Im kleinen Sprechzimmer sitzt Dr. Janson-Müller hinter seinem Schreibtisch am Computer – dort sieht er die Informationen über seinen nächsten Patienten. Ein junger Mann kommt zur Tür herein.
"Grüß Gott – Was kann ich für Sie tun?"
"Bin seit gestern krank, hab starke Gliederschmerzen, starken Reizhusten."
"Auch Auswurf?"
"Nee."
"Temperatur erhöht?"
"Gestern abend schon, heut nicht."
Das spricht zum Glück kaum für die gefährliche Influenza, die oft von noch schwereren Symptomen wie hohem Fieber oder Schüttelfrost geprägt ist. Der junge Patient wirkt schlapp, durch seine Brille schaut er den Arzt mit glasigen Augen an. Wahrscheinlich leidet er aber "nur" an einem grippalen Infekt.

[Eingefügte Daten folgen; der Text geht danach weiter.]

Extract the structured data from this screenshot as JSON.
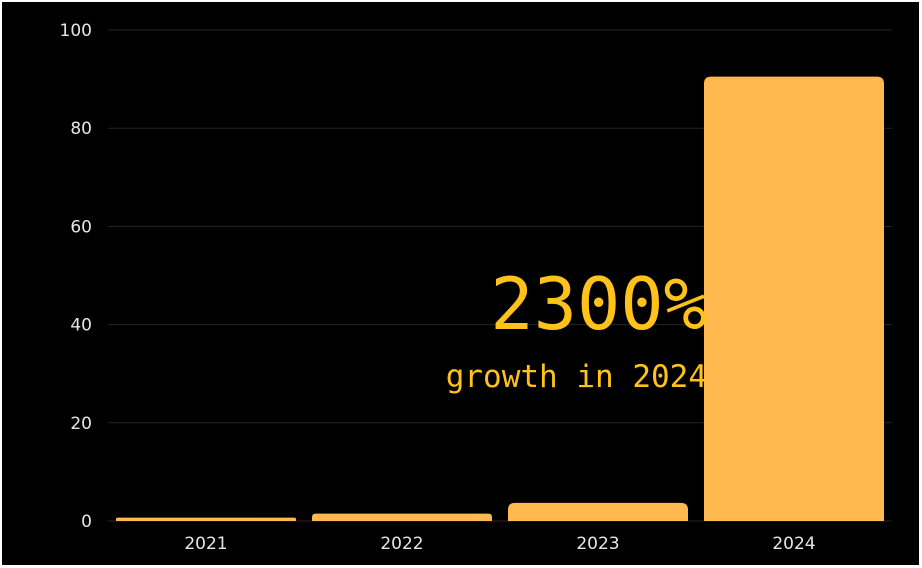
{
  "chart_data": {
    "type": "bar",
    "categories": [
      "2021",
      "2022",
      "2023",
      "2024"
    ],
    "values": [
      0.7,
      1.5,
      3.7,
      90.5
    ],
    "ylim": [
      0,
      100
    ],
    "yticks": [
      0,
      20,
      40,
      60,
      80,
      100
    ],
    "grid": true,
    "bar_color": "#ffb94f",
    "background": "#000000",
    "annotation": {
      "headline": "2300%",
      "subline": "growth in 2024",
      "color": "#ffc21a"
    }
  }
}
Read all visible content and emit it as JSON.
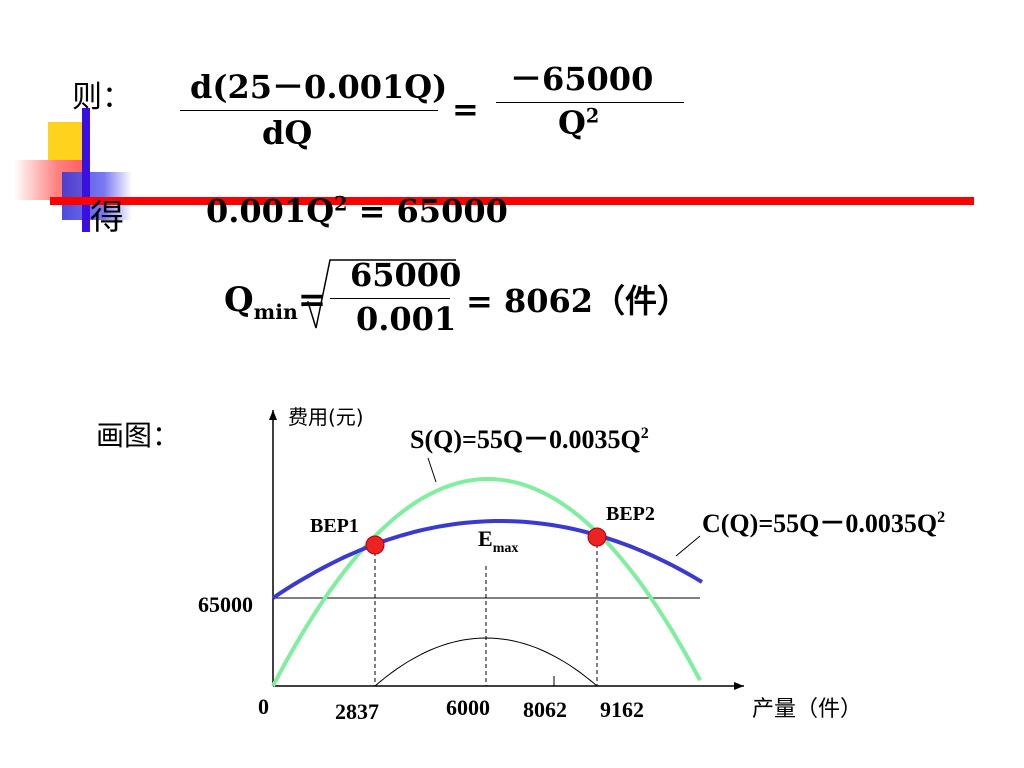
{
  "derivation": {
    "label_ze": "则：",
    "lhs_numerator": "d(25－0.001Q)",
    "lhs_denominator": "dQ",
    "equals": "=",
    "rhs_numerator": "－65000",
    "rhs_denominator_base": "Q",
    "rhs_denominator_exp": "2",
    "label_de": "得",
    "eq2_left": "0.001Q",
    "eq2_exp": "2",
    "eq2_right": " = 65000",
    "qmin_base": "Q",
    "qmin_sub": "min",
    "qmin_eq": "=",
    "sqrt_numerator": "65000",
    "sqrt_denominator": "0.001",
    "qmin_result": "= 8062（件）"
  },
  "graph_label": "画图：",
  "chart_data": {
    "type": "line",
    "ylabel": "费用(元)",
    "xlabel": "产量（件）",
    "origin_label": "0",
    "y_tick_label": "65000",
    "x_tick_labels": [
      "2837",
      "6000",
      "8062",
      "9162"
    ],
    "series": [
      {
        "name": "S(Q)=55Q－0.0035Q",
        "exp": "2",
        "color": "#7fef9f"
      },
      {
        "name": "C(Q)=55Q－0.0035Q",
        "exp": "2",
        "color": "#3a3ad0"
      }
    ],
    "points": [
      {
        "label": "BEP1",
        "x": 2837,
        "color": "#ee2222"
      },
      {
        "label": "BEP2",
        "x": 9162,
        "color": "#ee2222"
      }
    ],
    "emax_label": "E",
    "emax_sub": "max",
    "emax_x": 6000,
    "fixed_cost": 65000
  }
}
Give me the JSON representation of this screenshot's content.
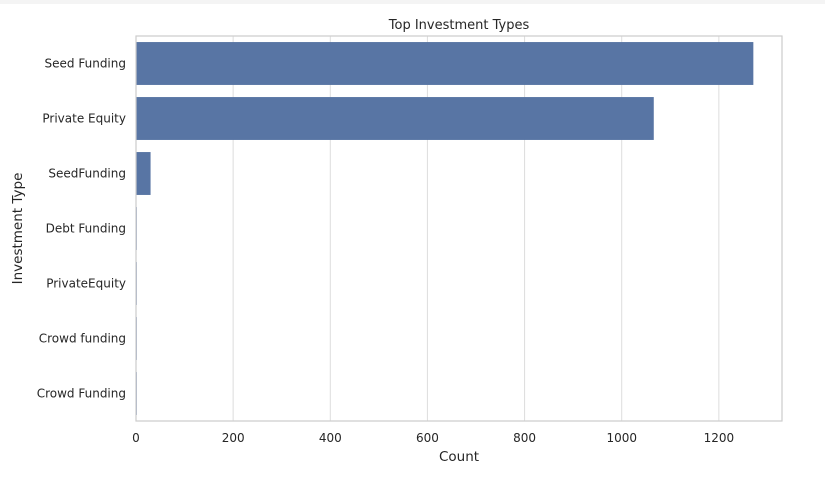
{
  "chart_data": {
    "type": "bar",
    "orientation": "horizontal",
    "title": "Top Investment Types",
    "xlabel": "Count",
    "ylabel": "Investment Type",
    "categories": [
      "Seed Funding",
      "Private Equity",
      "SeedFunding",
      "Debt Funding",
      "PrivateEquity",
      "Crowd funding",
      "Crowd Funding"
    ],
    "values": [
      1271,
      1066,
      30,
      1,
      1,
      1,
      1
    ],
    "xlim": [
      0,
      1330
    ],
    "xticks": [
      0,
      200,
      400,
      600,
      800,
      1000,
      1200
    ],
    "grid": "vertical",
    "colors": {
      "bar": "#5875a4",
      "grid": "#dddddd",
      "frame": "#cccccc",
      "text": "#262626"
    }
  }
}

Für ihn und seine Leidensgenossen hat Dr. Janson-Müller ein paar einfache Tipps:
"Viel Flüssigkeitszufuhr, sich Ruhe gönnen. Auch mal krankschreiben lassen. Und wirklich das Ganze auskurieren."
Um sich vor der deutlich schwereren, "echten" Grippe zu schützen, gibt es die Influenza-Impfung. Die sollte aber vor der jährlichen Krankheitswelle stattfinden und macht auch nicht für jeden Sinn. Dr. Janson-Müller, das bayerische Gesundheitsministerium und das RKI empfehlen sie für bestimmte Personengruppen. Ältere Menschen ab 60, chronisch Kranke und Schwangere. Aber der Influenza und grippalen Infekten könne man auch leicht selbst vorbeugen, weiß der Münchner Arzt Janson-Müller.
"Ich geb prinzipiell niemandem die Hand. Versuche, mir auch meine Hände immer zu desinfizieren, wenn ich Patienten angefasst habe. Versuche, nen gewissen Abstand von ein bis anderthalb Meter zu anderen Menschen zu haben. Bin viel an der frischen Luft, ess viel Obst und Gemüse."